Congratulations and thank you to the five City council members for having the “huevos” and the smarts to realize that San Diego needs water. Orange County our neighbor to the north has taken steps to turn its toilet water into drinking water. Counties on the east coast where it rains have been doing it for a 20+ years. Technology is available, but at a price of course. It makes sense that that cost would escalate if you are bringing water to a desert. The City already recycles wastewater for irrigation and other uses by treating the wastewater but it still wastes approximately180 million gallons (mg) a day of highly treated wastewater to the ocean. But let’s not talk about what it wastes because the City can treat and try to reuse approximately 45 million gallons at its two reclaimed water treatment plants. This water is treated and then sold for irrigation or industrial use. This water is distributed in purple pipes. There are not many miles of purple pipe in the ground. There is no doubt more reclaimed water could be produced and sold if the purple pipe distribution system was in place. Now while this reclaimed water is treated to a high level it is not the level that it would be treated if it were going to be placed in a drinking water reservoir. But that is not the real problem for San Diego and its reclaimed water for irrigation system. The real problem is the distribution system.
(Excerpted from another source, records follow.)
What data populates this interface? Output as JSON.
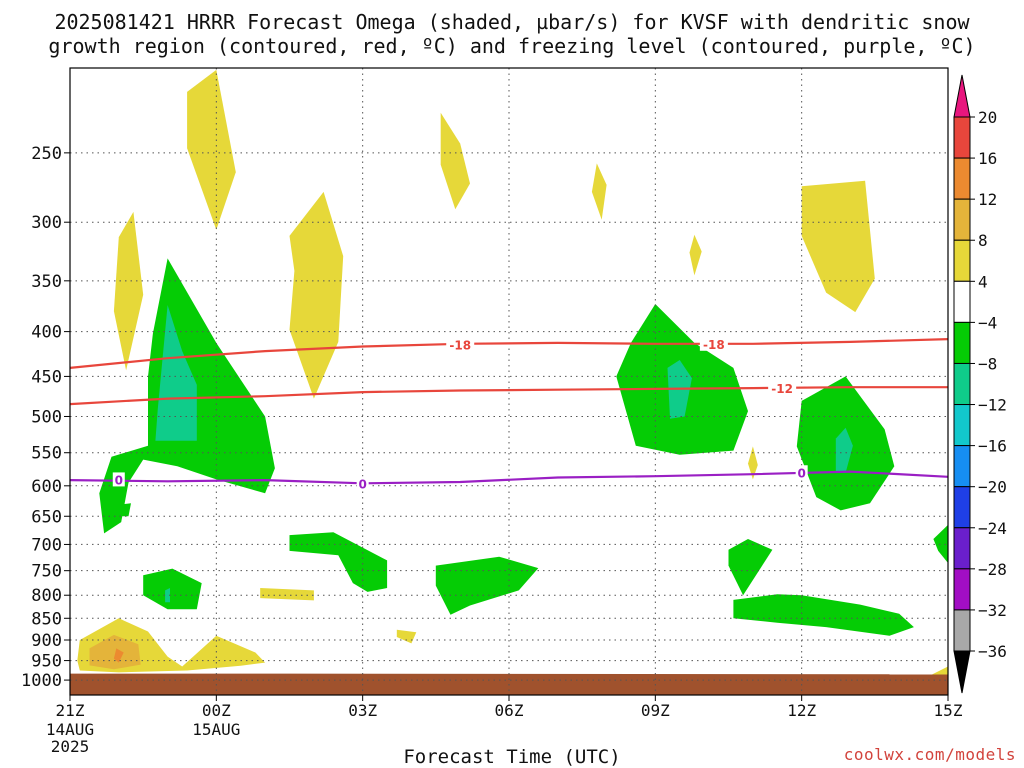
{
  "title": {
    "line1": "2025081421 HRRR Forecast Omega (shaded, µbar/s) for KVSF with dendritic snow",
    "line2": "growth region (contoured, red, ºC) and freezing level (contoured, purple, ºC)"
  },
  "xlabel": "Forecast Time (UTC)",
  "credit": "coolwx.com/models",
  "chart_data": {
    "type": "heatmap",
    "x_axis": {
      "label": "Forecast Time (UTC)",
      "range": [
        0,
        18
      ],
      "unit": "forecast hour",
      "ticks": [
        {
          "x": 0,
          "label": "21Z",
          "sub": [
            "14AUG",
            "2025"
          ]
        },
        {
          "x": 3,
          "label": "00Z",
          "sub": [
            "15AUG"
          ]
        },
        {
          "x": 6,
          "label": "03Z",
          "sub": []
        },
        {
          "x": 9,
          "label": "06Z",
          "sub": []
        },
        {
          "x": 12,
          "label": "09Z",
          "sub": []
        },
        {
          "x": 15,
          "label": "12Z",
          "sub": []
        },
        {
          "x": 18,
          "label": "15Z",
          "sub": []
        }
      ]
    },
    "y_axis": {
      "range": [
        200,
        1040
      ],
      "scale": "log",
      "inverted": true,
      "ticks": [
        250,
        300,
        350,
        400,
        450,
        500,
        550,
        600,
        650,
        700,
        750,
        800,
        850,
        900,
        950,
        1000
      ]
    },
    "grid": true,
    "colorbar": {
      "unit": "µbar/s",
      "bins": [
        {
          "from": 16,
          "to": 20,
          "color": "#e8463c"
        },
        {
          "from": 12,
          "to": 16,
          "color": "#ec8a30"
        },
        {
          "from": 8,
          "to": 12,
          "color": "#e4b43a"
        },
        {
          "from": 4,
          "to": 8,
          "color": "#e6d839"
        },
        {
          "from": -4,
          "to": 4,
          "color": "#ffffff"
        },
        {
          "from": -8,
          "to": -4,
          "color": "#05cc05"
        },
        {
          "from": -12,
          "to": -8,
          "color": "#0fcc8a"
        },
        {
          "from": -16,
          "to": -12,
          "color": "#12c8cc"
        },
        {
          "from": -20,
          "to": -16,
          "color": "#168ef2"
        },
        {
          "from": -24,
          "to": -20,
          "color": "#1f3fe6"
        },
        {
          "from": -28,
          "to": -24,
          "color": "#6a1fcc"
        },
        {
          "from": -32,
          "to": -28,
          "color": "#a20ec4"
        },
        {
          "from": -36,
          "to": -32,
          "color": "#a8a8a8"
        }
      ],
      "labels": [
        20,
        16,
        12,
        8,
        4,
        -4,
        -8,
        -12,
        -16,
        -20,
        -24,
        -28,
        -32,
        -36
      ],
      "max_arrow_color": "#e8167e",
      "min_arrow_color": "#000000"
    },
    "shaded_regions": [
      {
        "value_bin": "4 to 8",
        "color": "#e6d839",
        "points": [
          [
            2.4,
            213
          ],
          [
            3.0,
            201
          ],
          [
            3.4,
            263
          ],
          [
            3.0,
            306
          ],
          [
            2.4,
            247
          ]
        ]
      },
      {
        "value_bin": "4 to 8",
        "color": "#e6d839",
        "points": [
          [
            1.0,
            312
          ],
          [
            1.3,
            292
          ],
          [
            1.5,
            363
          ],
          [
            1.15,
            443
          ],
          [
            0.9,
            379
          ]
        ]
      },
      {
        "value_bin": "4 to 8",
        "color": "#e6d839",
        "points": [
          [
            4.5,
            311
          ],
          [
            5.2,
            277
          ],
          [
            5.6,
            328
          ],
          [
            5.5,
            411
          ],
          [
            5.0,
            477
          ],
          [
            4.5,
            398
          ],
          [
            4.6,
            341
          ]
        ]
      },
      {
        "value_bin": "4 to 8",
        "color": "#e6d839",
        "points": [
          [
            7.6,
            225
          ],
          [
            8.0,
            244
          ],
          [
            8.2,
            271
          ],
          [
            7.9,
            290
          ],
          [
            7.6,
            258
          ]
        ]
      },
      {
        "value_bin": "4 to 8",
        "color": "#e6d839",
        "points": [
          [
            10.8,
            257
          ],
          [
            11.0,
            272
          ],
          [
            10.9,
            298
          ],
          [
            10.7,
            277
          ]
        ]
      },
      {
        "value_bin": "4 to 8",
        "color": "#e6d839",
        "points": [
          [
            12.8,
            310
          ],
          [
            12.95,
            324
          ],
          [
            12.8,
            345
          ],
          [
            12.7,
            325
          ]
        ]
      },
      {
        "value_bin": "4 to 8",
        "color": "#e6d839",
        "points": [
          [
            15.0,
            273
          ],
          [
            16.3,
            269
          ],
          [
            16.5,
            348
          ],
          [
            16.1,
            380
          ],
          [
            15.5,
            361
          ],
          [
            15.0,
            311
          ]
        ]
      },
      {
        "value_bin": "4 to 8",
        "color": "#e6d839",
        "points": [
          [
            14.0,
            541
          ],
          [
            14.1,
            568
          ],
          [
            14.0,
            590
          ],
          [
            13.9,
            566
          ]
        ]
      },
      {
        "value_bin": "4 to 8",
        "color": "#e6d839",
        "points": [
          [
            3.9,
            785
          ],
          [
            5.0,
            790
          ],
          [
            5.0,
            811
          ],
          [
            3.9,
            806
          ]
        ]
      },
      {
        "value_bin": "4 to 8",
        "color": "#e6d839",
        "points": [
          [
            6.7,
            876
          ],
          [
            7.1,
            882
          ],
          [
            7.0,
            908
          ],
          [
            6.7,
            893
          ]
        ]
      },
      {
        "value_bin": "4 to 8",
        "color": "#e6d839",
        "points": [
          [
            0.2,
            900
          ],
          [
            1.0,
            850
          ],
          [
            1.6,
            880
          ],
          [
            2.0,
            940
          ],
          [
            2.3,
            965
          ],
          [
            3.0,
            890
          ],
          [
            3.8,
            930
          ],
          [
            4.0,
            955
          ],
          [
            3.5,
            963
          ],
          [
            2.4,
            975
          ],
          [
            1.0,
            980
          ],
          [
            0.2,
            975
          ],
          [
            0.15,
            950
          ]
        ]
      },
      {
        "value_bin": "4 to 8",
        "color": "#e6d839",
        "points": [
          [
            17.6,
            990
          ],
          [
            18.0,
            965
          ],
          [
            18.0,
            995
          ]
        ]
      },
      {
        "value_bin": "8 to 12",
        "color": "#e4b43a",
        "points": [
          [
            0.4,
            920
          ],
          [
            0.9,
            888
          ],
          [
            1.4,
            910
          ],
          [
            1.45,
            960
          ],
          [
            0.9,
            972
          ],
          [
            0.4,
            962
          ]
        ]
      },
      {
        "value_bin": "12 to 16",
        "color": "#ec8a30",
        "points": [
          [
            0.95,
            920
          ],
          [
            1.1,
            930
          ],
          [
            1.0,
            955
          ],
          [
            0.9,
            945
          ]
        ]
      },
      {
        "value_bin": "-4 to -8",
        "color": "#05cc05",
        "points": [
          [
            1.7,
            402
          ],
          [
            2.0,
            330
          ],
          [
            3.0,
            412
          ],
          [
            4.0,
            500
          ],
          [
            4.2,
            573
          ],
          [
            4.0,
            612
          ],
          [
            3.0,
            590
          ],
          [
            2.2,
            570
          ],
          [
            1.5,
            560
          ],
          [
            1.2,
            595
          ],
          [
            1.05,
            660
          ],
          [
            0.7,
            680
          ],
          [
            0.6,
            612
          ],
          [
            0.85,
            556
          ],
          [
            1.6,
            540
          ],
          [
            1.6,
            450
          ]
        ]
      },
      {
        "value_bin": "-4 to -8",
        "color": "#05cc05",
        "points": [
          [
            11.5,
            412
          ],
          [
            12.0,
            372
          ],
          [
            12.8,
            412
          ],
          [
            13.6,
            440
          ],
          [
            13.9,
            493
          ],
          [
            13.6,
            547
          ],
          [
            12.5,
            553
          ],
          [
            11.6,
            540
          ],
          [
            11.2,
            450
          ]
        ]
      },
      {
        "value_bin": "-4 to -8",
        "color": "#05cc05",
        "points": [
          [
            15.0,
            480
          ],
          [
            15.9,
            450
          ],
          [
            16.7,
            517
          ],
          [
            16.9,
            570
          ],
          [
            16.4,
            628
          ],
          [
            15.8,
            640
          ],
          [
            15.3,
            618
          ],
          [
            14.9,
            541
          ]
        ]
      },
      {
        "value_bin": "-4 to -8",
        "color": "#05cc05",
        "points": [
          [
            1.5,
            759
          ],
          [
            2.1,
            746
          ],
          [
            2.7,
            775
          ],
          [
            2.6,
            830
          ],
          [
            2.0,
            830
          ],
          [
            1.5,
            800
          ]
        ]
      },
      {
        "value_bin": "-4 to -8",
        "color": "#05cc05",
        "points": [
          [
            4.5,
            683
          ],
          [
            5.4,
            678
          ],
          [
            6.5,
            730
          ],
          [
            6.5,
            785
          ],
          [
            6.1,
            793
          ],
          [
            5.8,
            775
          ],
          [
            5.5,
            720
          ],
          [
            4.5,
            712
          ]
        ]
      },
      {
        "value_bin": "-4 to -8",
        "color": "#05cc05",
        "points": [
          [
            7.5,
            740
          ],
          [
            8.8,
            723
          ],
          [
            9.6,
            745
          ],
          [
            9.2,
            790
          ],
          [
            8.2,
            822
          ],
          [
            7.8,
            842
          ],
          [
            7.5,
            780
          ]
        ]
      },
      {
        "value_bin": "-4 to -8",
        "color": "#05cc05",
        "points": [
          [
            13.5,
            710
          ],
          [
            13.9,
            690
          ],
          [
            14.4,
            710
          ],
          [
            13.8,
            800
          ],
          [
            13.5,
            740
          ]
        ]
      },
      {
        "value_bin": "-4 to -8",
        "color": "#05cc05",
        "points": [
          [
            13.6,
            810
          ],
          [
            14.5,
            798
          ],
          [
            15.0,
            800
          ],
          [
            16.2,
            820
          ],
          [
            17.0,
            840
          ],
          [
            17.3,
            870
          ],
          [
            16.8,
            890
          ],
          [
            15.5,
            870
          ],
          [
            14.5,
            860
          ],
          [
            13.6,
            850
          ]
        ]
      },
      {
        "value_bin": "-4 to -8",
        "color": "#05cc05",
        "points": [
          [
            17.7,
            690
          ],
          [
            18.0,
            665
          ],
          [
            18.0,
            735
          ],
          [
            17.8,
            712
          ]
        ]
      },
      {
        "value_bin": "-4 to -8",
        "color": "#05cc05",
        "points": [
          [
            1.05,
            630
          ],
          [
            1.25,
            628
          ],
          [
            1.2,
            650
          ],
          [
            1.05,
            650
          ]
        ]
      },
      {
        "value_bin": "-8 to -12",
        "color": "#0fcc8a",
        "points": [
          [
            1.8,
            490
          ],
          [
            2.0,
            373
          ],
          [
            2.3,
            421
          ],
          [
            2.6,
            460
          ],
          [
            2.6,
            533
          ],
          [
            2.2,
            533
          ],
          [
            1.75,
            533
          ]
        ]
      },
      {
        "value_bin": "-8 to -12",
        "color": "#0fcc8a",
        "points": [
          [
            12.25,
            440
          ],
          [
            12.5,
            431
          ],
          [
            12.75,
            452
          ],
          [
            12.6,
            500
          ],
          [
            12.3,
            503
          ]
        ]
      },
      {
        "value_bin": "-8 to -12",
        "color": "#0fcc8a",
        "points": [
          [
            15.7,
            530
          ],
          [
            15.9,
            515
          ],
          [
            16.05,
            540
          ],
          [
            15.9,
            580
          ],
          [
            15.7,
            580
          ]
        ]
      },
      {
        "value_bin": "-8 to -12",
        "color": "#0fcc8a",
        "points": [
          [
            1.95,
            790
          ],
          [
            2.05,
            785
          ],
          [
            2.05,
            815
          ],
          [
            1.95,
            815
          ]
        ]
      }
    ],
    "surface": {
      "name": "terrain",
      "color": "#a0522d",
      "points": [
        [
          0,
          983
        ],
        [
          4.5,
          983
        ],
        [
          18,
          985
        ],
        [
          18,
          1040
        ],
        [
          0,
          1040
        ]
      ]
    },
    "contours": [
      {
        "variable": "temperature",
        "level": -18,
        "label": "-18",
        "color": "#e8463c",
        "points": [
          [
            0,
            440
          ],
          [
            2,
            429
          ],
          [
            4,
            421
          ],
          [
            6,
            416
          ],
          [
            8,
            413
          ],
          [
            10,
            412
          ],
          [
            12,
            413
          ],
          [
            14,
            413
          ],
          [
            16,
            411
          ],
          [
            18,
            408
          ]
        ]
      },
      {
        "variable": "temperature",
        "level": -12,
        "label": "-12",
        "color": "#e8463c",
        "points": [
          [
            0,
            484
          ],
          [
            2,
            477
          ],
          [
            4,
            474
          ],
          [
            6,
            469
          ],
          [
            8,
            467
          ],
          [
            10,
            466
          ],
          [
            12,
            465
          ],
          [
            14,
            464
          ],
          [
            16,
            463
          ],
          [
            18,
            463
          ]
        ]
      },
      {
        "variable": "temperature",
        "level": 0,
        "label": "0",
        "color": "#9a1fc4",
        "points": [
          [
            0,
            591
          ],
          [
            2,
            593
          ],
          [
            4,
            591
          ],
          [
            6,
            596
          ],
          [
            8,
            594
          ],
          [
            10,
            587
          ],
          [
            12,
            585
          ],
          [
            14,
            582
          ],
          [
            16,
            578
          ],
          [
            18,
            586
          ]
        ]
      }
    ],
    "contour_labels": [
      {
        "text": "-18",
        "x": 8.0,
        "y": 414,
        "color": "#e8463c"
      },
      {
        "text": "-18",
        "x": 13.2,
        "y": 413,
        "color": "#e8463c"
      },
      {
        "text": "-12",
        "x": 14.6,
        "y": 464,
        "color": "#e8463c"
      },
      {
        "text": "0",
        "x": 1.0,
        "y": 590,
        "color": "#9a1fc4"
      },
      {
        "text": "0",
        "x": 6.0,
        "y": 596,
        "color": "#9a1fc4"
      },
      {
        "text": "0",
        "x": 15.0,
        "y": 579,
        "color": "#9a1fc4"
      }
    ]
  }
}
To distribute reclaimed water (RW) a system of purple pipes needs to be installed. They don’t really need to be purple but that is the color that someone decided to differentiate between reclaimed water that is almost potable and potable water. It just avoids confusion. Right now the City of San Diego has approximately 3280 mile of potable water pipes and about 79 miles of purple pipes in the North City area. In the South Bay area of the reclaimed water is sold to another water provider who distributes it to their customers. There are no purple pipes in the older parts of San Diego but there are lots of old water pipes. This is where the real advantage to toilet to tap comes in to play. The distribution system exists and this avoids the need to dig up all the streets and place new pipe in the ground.

If the City could produce water to the advanced tertiary level, then pipe the water to a reservoir where it could sit until needed, it would follow the same treatment and distribution that all the imported water from the Colorado River and Northern California follows. The quality level of that water would be as good if not better as the water we are treating today.

Next time we can look at the difference in treatment that is demanded for regular reclaimed water and advanced tertiary treated water. After all what do the astronauts drink?

{ 1 comment… read it below or add one }

Deb December 10, 2007 at 5:15 pm

Thanks for this informative article. It certainly puts our H2O woes into perspective.